How can I serve some static content in liferay? I have a directory structure with htmls, css, etc and I would like to serve it with an address like http://localhost:8080/myStaticContent/index.html and so on.

I don't want to use a front-end http server like apache.

+1  A: 

I assume Liferay is using JBoss or Tomcat in this case. Try this:

  • find server.xml and add a <Context> element to it, if it is jBoss, you can find server.xml here:

[jboss-home]/server/[config-name]/deploy/jboss-web.deployer/server.xml

<Context path="/myStaticContent" 
    docBase="/absolute/path/to/static/content" debug="0" reloadable="true"/>

It goes within the "Host" element like this:

<Host name="localhost" .....> <!-- add it here --> </Host>
  • in the location mentioned for docBase ("/absolute/path/to/static/content") add a WEB-INF folder and place a bare-bones web.xml inside it.
Peter Thomas
A: 

Edit: I think I've misread your question when answering this - I'll leave the answer here just in case somebody else finds this question and has some static content requirements different from yours. Peter and Miguel give answers that better match your specific question)


An easy way might be to leverage liferays cdn features (cdn="Content Delivery Network"). Unfortunately - on a quick scan through the documentation - I've only found this configuration option but missed some information about what content is considered "static". That's not to say that the information isn't there - I just didn't find it.

I guess that - even though a cdn implies a different hostname - you might get away with the same host name and possibly another webapplication context path (e.g. the path on your server).
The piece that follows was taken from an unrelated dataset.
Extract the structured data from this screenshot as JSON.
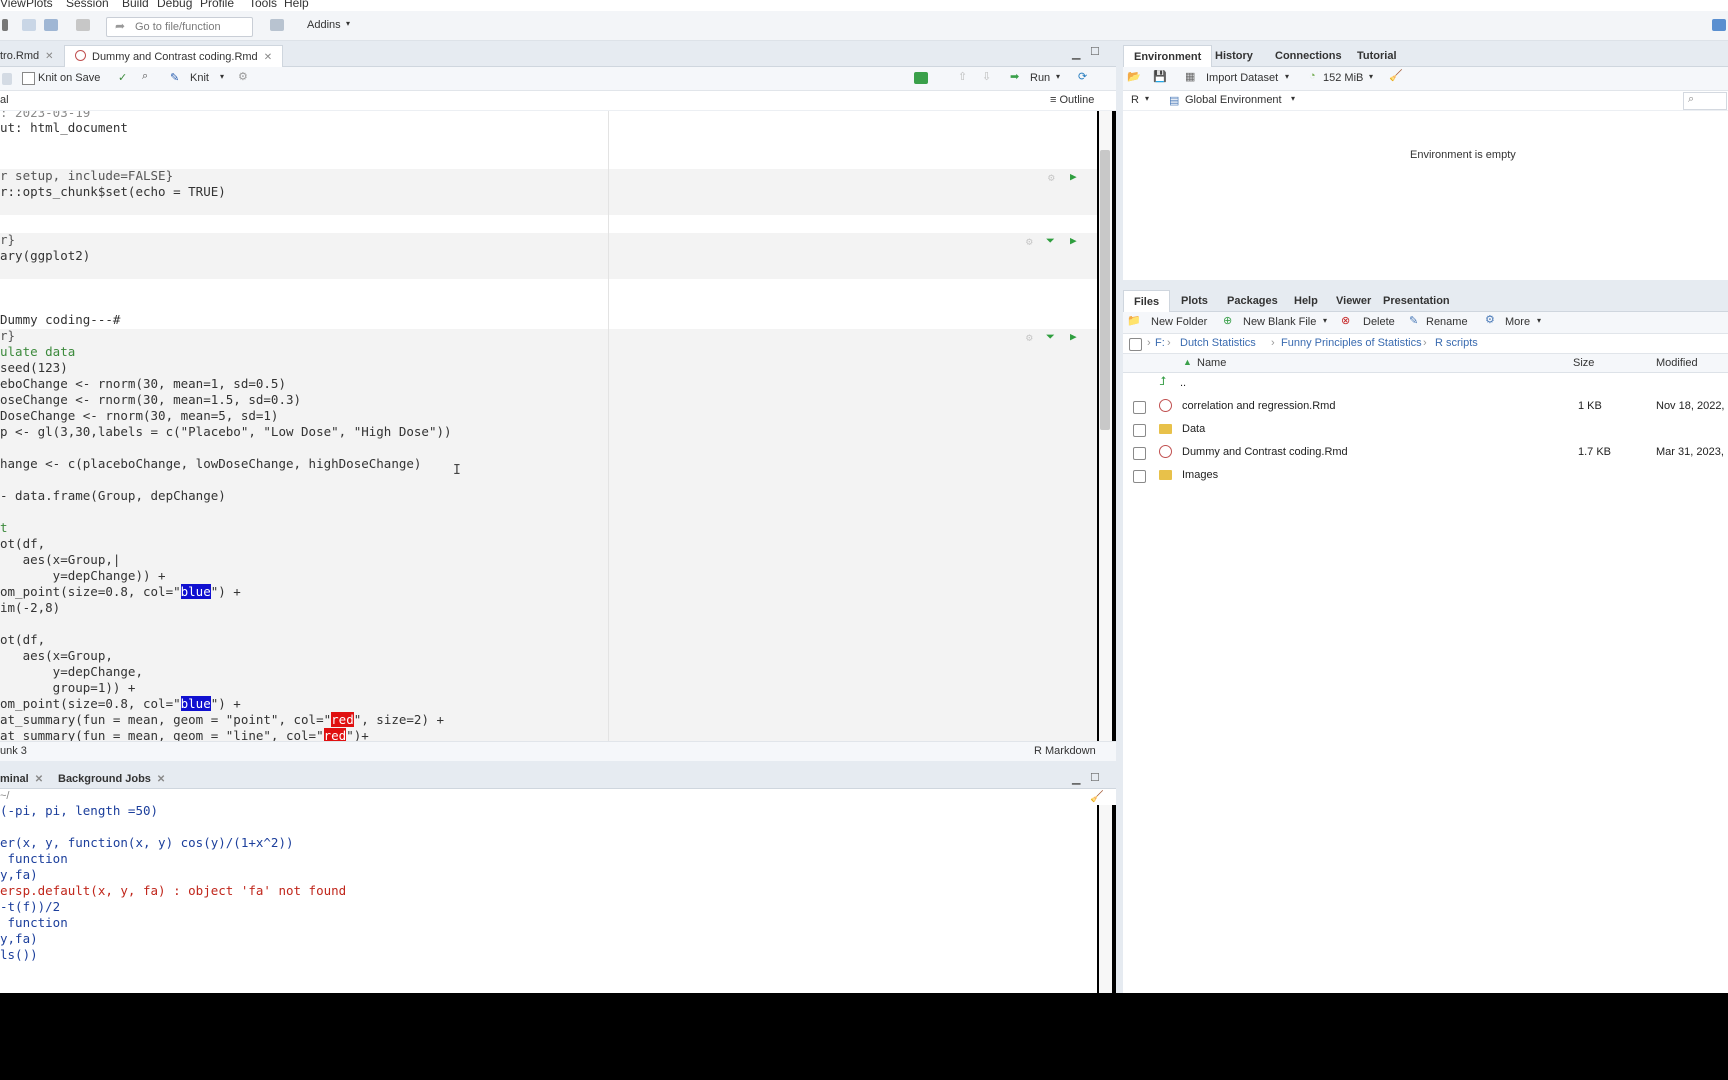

You can deploy any number of independent applications within the server serving liferay.

Especially when you want to single out static content to a different host/application, you might be better of with a dedicated server (or at least dns name) or the apache/tomcat conbination, as apache reportedly serves static content with a lot less resources than tomcat does.

Olaf
+1  A: 

I've done it by deploying a .war with only static content. The path is the liferay url/war_name.

So if I have a war with a file like this:

myproj.war
+-- myDir
     +-- myFile.html

The url will be something like http://localhost:8080/myproj/myDir/myFile.html

Miguel Ping
you can also go without myDir - shortening the URL. I'm not sure if a war file with static content also requires a WEB-INF/web.xml to be picked up by a servlet container, even if there's no servlet contained.
Olaf
ok - having commented this I see that you answered your own question. Never mind. For those also trying this: note that liferay serves some URLs that are not immediately obvious, such as /c/* /html/* /images/* and some more. It's easy to get naming conflicts here.